Subquery cache & friends #21888

sopel39 · 2024-05-09T09:23:28Z

Implement subquery cache for Hive/Iceberg/Delta

Subquery cache is a lightweight mechanism for caching
source stage computations. It works across queries, but
also within a query if similar subqueries are identified.

Subquery cache works with both streaming and FTE mode. Cache
results are never stalled since data is cached per split. Dedicated
"cache splits ids" include create time and change set
(in case of Delta/Iceberg).

Subquery cache works as follows:
1. During planning, subqueries eligible for caching
   are identified. If there are similar subqueries within
   a query, then common subplan is extracted.
2. Query plan is rewritten using caching plan alternatives
   (fallback to original subquery, cache data, load from cache)
3. SPI PlanSignatures are computed for each cached subquery
4. Splits are scheduled deterministically on nodes based on (PlanSignature, SplitId) pair
5. On the worker cache plugin (currently only memory based) will determine
   if cached data is available for a given split

raunaqmorarka · 2024-05-10T04:47:44Z

core/trino-main/src/main/java/io/trino/execution/scheduler/UniformNodeSelector.java


        List<InternalNode> filteredNodes = filterNodes(nodeMap, includeCoordinator, ImmutableSet.of());
        ResettableRandomizedIterator<InternalNode> randomCandidates = new ResettableRandomizedIterator<>(filteredNodes);
        Set<InternalNode> schedulableNodes = new HashSet<>(filteredNodes);

-        // optimizedLocalScheduling enables prioritized assignment of splits to local nodes when splits contain locality information
-        if (optimizedLocalScheduling) {


Can we remove optimizedLocalScheduling from NodeSchedulerConfig ?

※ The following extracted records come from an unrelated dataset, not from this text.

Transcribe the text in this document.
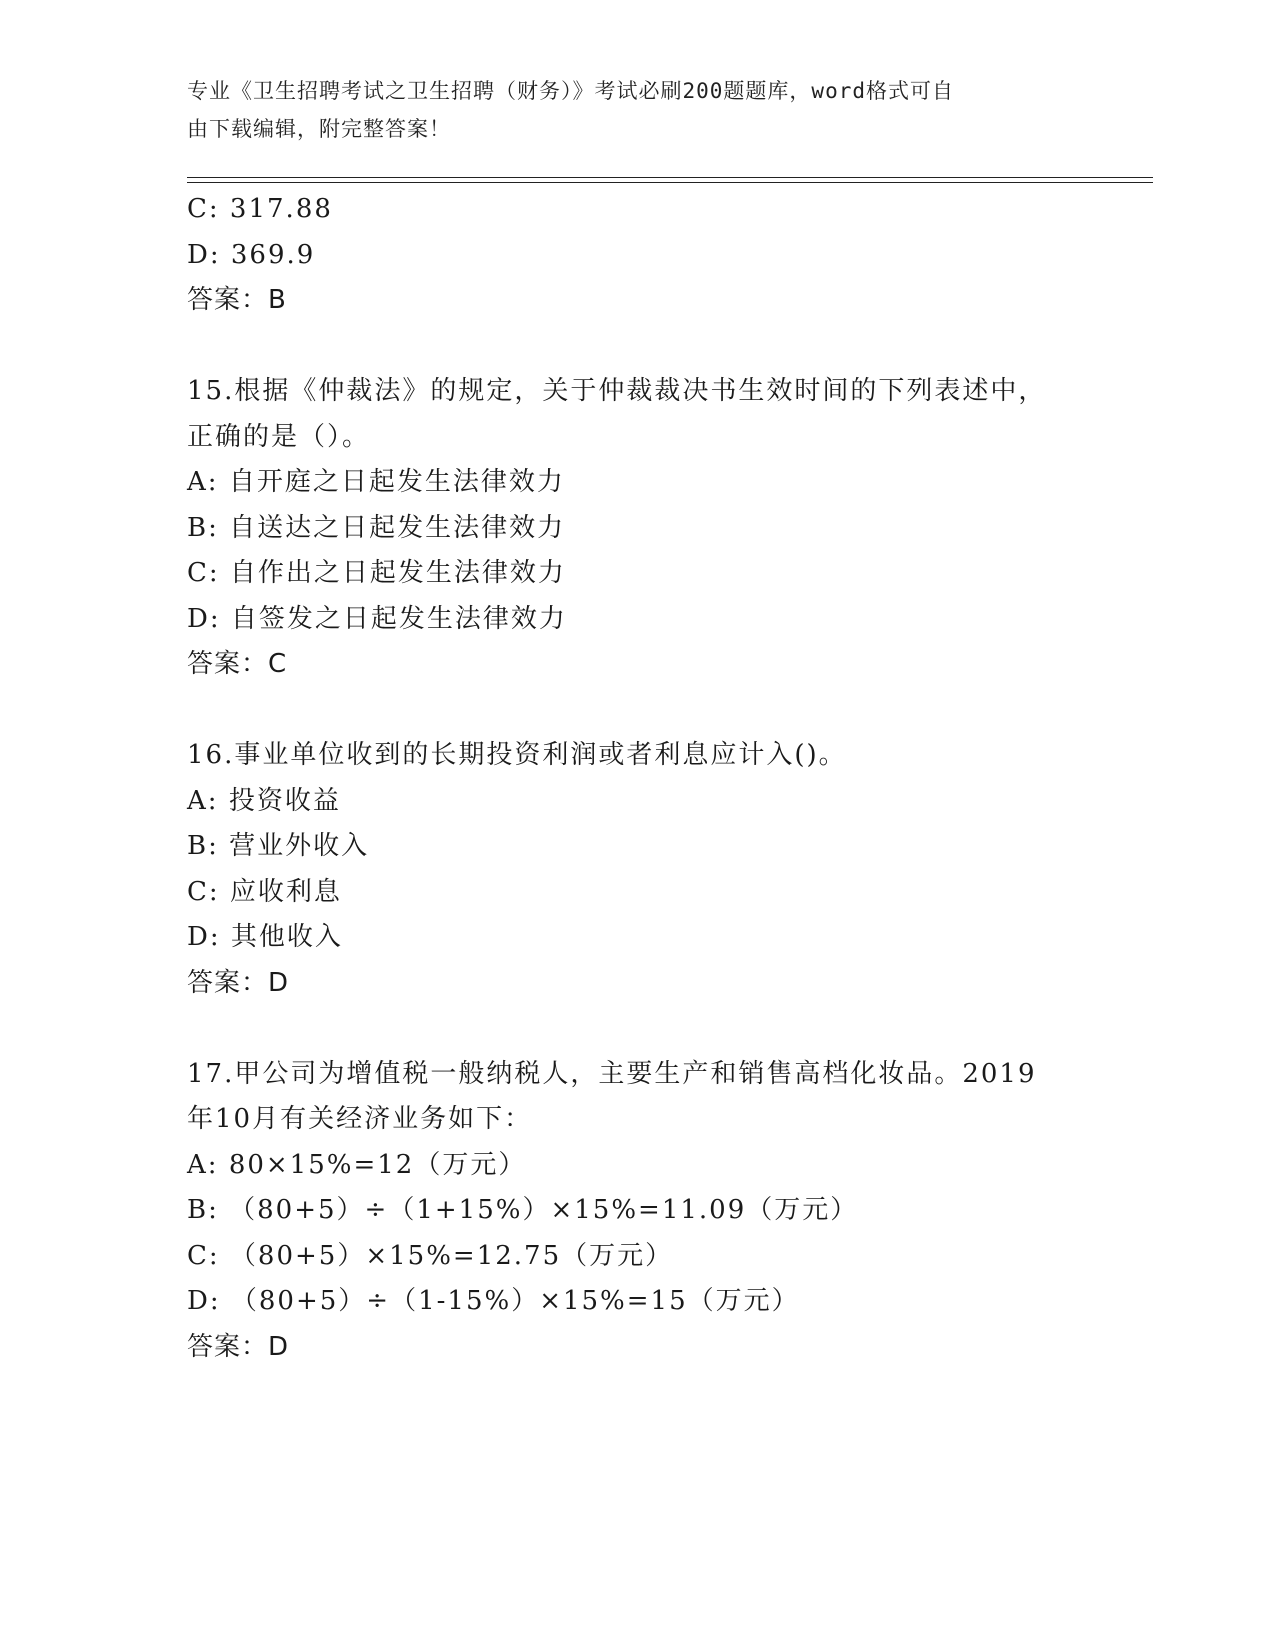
专业《卫生招聘考试之卫生招聘（财务）》考试必刷200题题库，word格式可自
由下载编辑，附完整答案！
C: 317.88
D: 369.9
答案：B
15.根据《仲裁法》的规定，关于仲裁裁决书生效时间的下列表述中，
正确的是（）。
A: 自开庭之日起发生法律效力
B: 自送达之日起发生法律效力
C: 自作出之日起发生法律效力
D: 自签发之日起发生法律效力
答案：C
16.事业单位收到的长期投资利润或者利息应计入()。
A: 投资收益
B: 营业外收入
C: 应收利息
D: 其他收入
答案：D
17.甲公司为增值税一般纳税人，主要生产和销售高档化妆品。2019
年10月有关经济业务如下：
A: 80×15%=12（万元）
B: （80+5）÷（1+15%）×15%=11.09（万元）
C: （80+5）×15%=12.75（万元）
D: （80+5）÷（1-15%）×15%=15（万元）
答案：D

Can you make a separate PR out of the last commit ? It's unrelated to everything else and can be landed quickly

I think we can also need to change implementation of hive.force-local-scheduling. With current changes we're effectively forcing local scheduling by default in hive (unless node went down). That's probably not the right default as it could create hot spots in the cluster. Instead of flipping isRemotelyAccessible, that flag should now change whether or not host addresses are returned by hive connector and by default we shouldn't provide addresses from HDFS.

deigote · 2024-05-27T13:20:45Z

Hi 👋🏽 maybe a dumb question, but from subquery cache for Hive/Iceberg/Delta I'm not clear if this is about a subquery cache for the Hive/Iceberg/Delta connectors, or rather a cache for any connector that uses Hive/Iceberg/Delta under the hood. I'm hoping the latter but it'd be great if you could clarify 🙏🏽 !

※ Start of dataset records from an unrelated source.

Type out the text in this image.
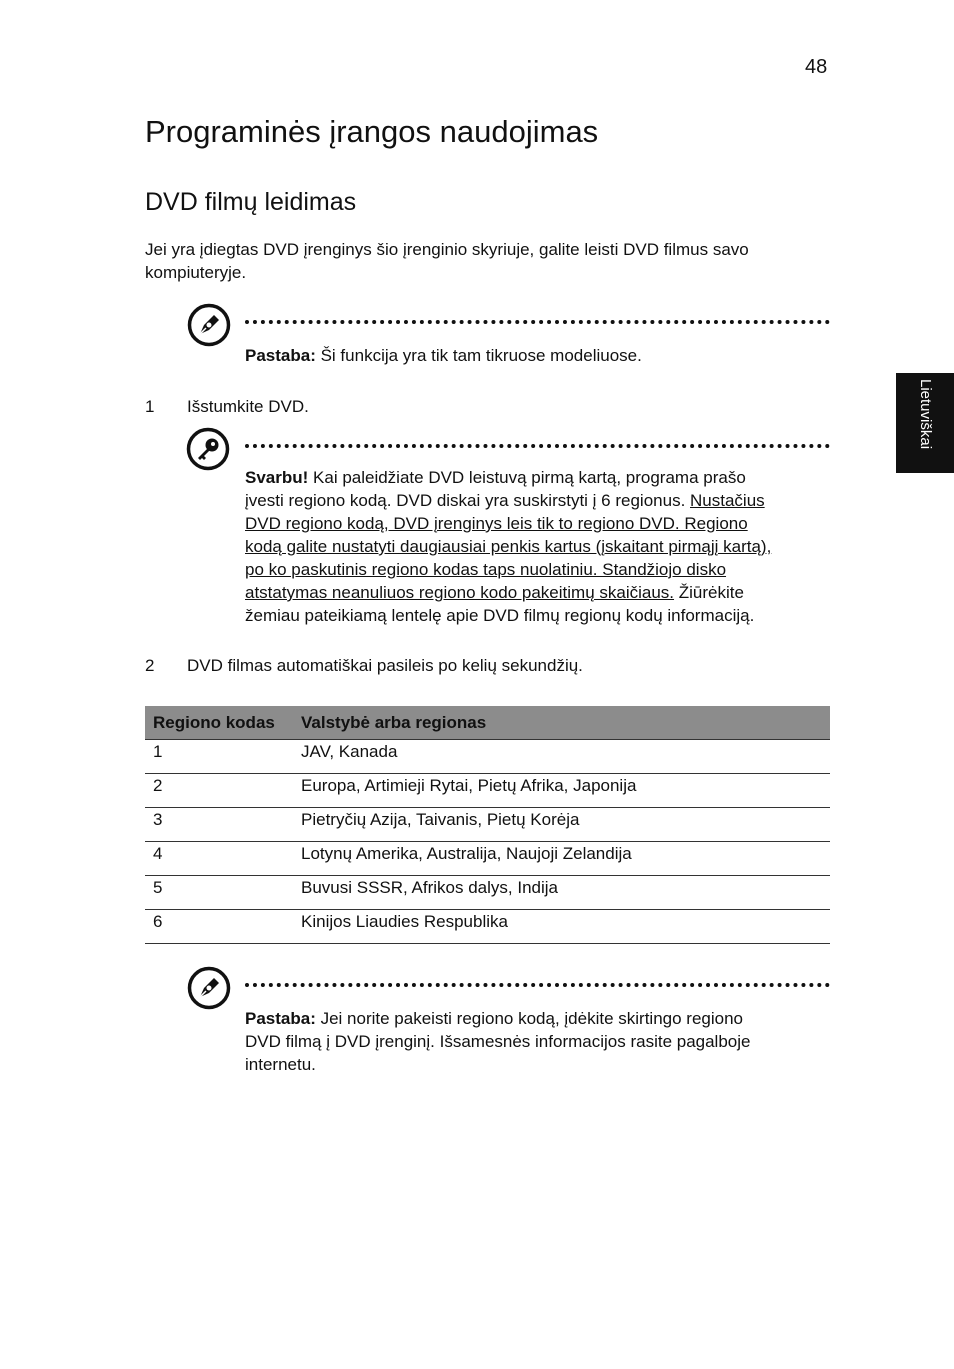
48
Programinės įrangos naudojimas
DVD filmų leidimas
Jei yra įdiegtas DVD įrenginys šio įrenginio skyriuje, galite leisti DVD filmus savo kompiuteryje.
Pastaba: Ši funkcija yra tik tam tikruose modeliuose.
1 Išstumkite DVD.
Svarbu! Kai paleidžiate DVD leistuvą pirmą kartą, programa prašo
įvesti regiono kodą. DVD diskai yra suskirstyti į 6 regionus. Nustačius
DVD regiono kodą, DVD įrenginys leis tik to regiono DVD. Regiono
kodą galite nustatyti daugiausiai penkis kartus (įskaitant pirmąjį kartą),
po ko paskutinis regiono kodas taps nuolatiniu. Standžiojo disko
atstatymas neanuliuos regiono kodo pakeitimų skaičiaus. Žiūrėkite
žemiau pateikiamą lentelę apie DVD filmų regionų kodų informaciją.
2 DVD filmas automatiškai pasileis po kelių sekundžių.
Regiono kodas	Valstybė arba regionas
1	JAV, Kanada
2	Europa, Artimieji Rytai, Pietų Afrika, Japonija
3	Pietryčių Azija, Taivanis, Pietų Korėja
4	Lotynų Amerika, Australija, Naujoji Zelandija
5	Buvusi SSSR, Afrikos dalys, Indija
6	Kinijos Liaudies Respublika
Pastaba: Jei norite pakeisti regiono kodą, įdėkite skirtingo regiono
DVD filmą į DVD įrenginį. Išsamesnės informacijos rasite pagalboje
internetu.
Lietuviškai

sopel39 · 2024-05-27T14:07:04Z

or rather a cache for any connector that uses Hive/Iceberg/Delta under the hood.

@deigote I'm not sure what you mean by any connector that uses Hive/Iceberg/Delta under the hood. However, this PR makes subquery cache a 1st class citizen, where source of data can be from any connector as long as connector implements getCacheTableId, getCacheColumnId, getCacheSplitId

deigote · 2024-05-27T14:23:27Z

Thanks! That's what I was hoping for. I got confused by the PR's description saying Implement subquery cache for Hive/Iceberg/Delta which seemed to imply the PR was only about the Hive / Iceberg / Delta connectors. But what I get is with this PR:

Trino offers any connector the ability to leverage subquery caching
The Hive / Iceberg / Delta already use said ability to implement subquery caching

ChooseAlternativeNode defines alternative sub-plans that can be used to execute given part of the query. The actual sub-plan is then chosen per split during task execution. Alternative sub-plans cannot span multiple stages and are only supported for source stages. Co-authored-by: Assaf Bern <assaf.bern@starburstdata.com>

These methods are required by subquery cache to describe split data for cache key purpose. ConnectorPageSourceProvider#getUnenforcedPredicate is used to describe what unenforced predicate will be applied on split data. ConnectorPageSourceProvider#prunePredicate is used to simplify filter predicates on per split bases (e.g. removing paritioning predicates that fully contain split data) Co-authored-by: Kamil Endruszkiewicz <kamil.endruszkiewicz@starburstdata.com> Co-authored-by: radek <radoslaw.kondziolka@starburstdata.com>

Dynamic row filtering performs fine-grained filtering of rows at table scan level thus greatly improving performance of some queries.

With the new contract scheduler (pipeline or FTE) will schedule remote accessible splits on selected nodes if such nodes are available and only fallback to other nodes is nodes are no longer part of cluster. Connector might have stalled node information while creating splits which could result in selecting nodes which are now offline. Additionally, in FTE mode nodes can go down so split addresses could no longer be valid then task is restarted. Additionally, this commit simplifies UniformNodeSelector optimizedLocalScheduling which was hard to reason about and was not taking advantages of recent improvements like adaptive split queue length. Co-authored-by: Karol Sobczak <napewnotrafi@gmail.com>

CacheManager is a set of SPI classes for implementing split level cache storage. MemoryCacheManager is a high-performance implementation of CacheManager that keeps cached data in revocable memory.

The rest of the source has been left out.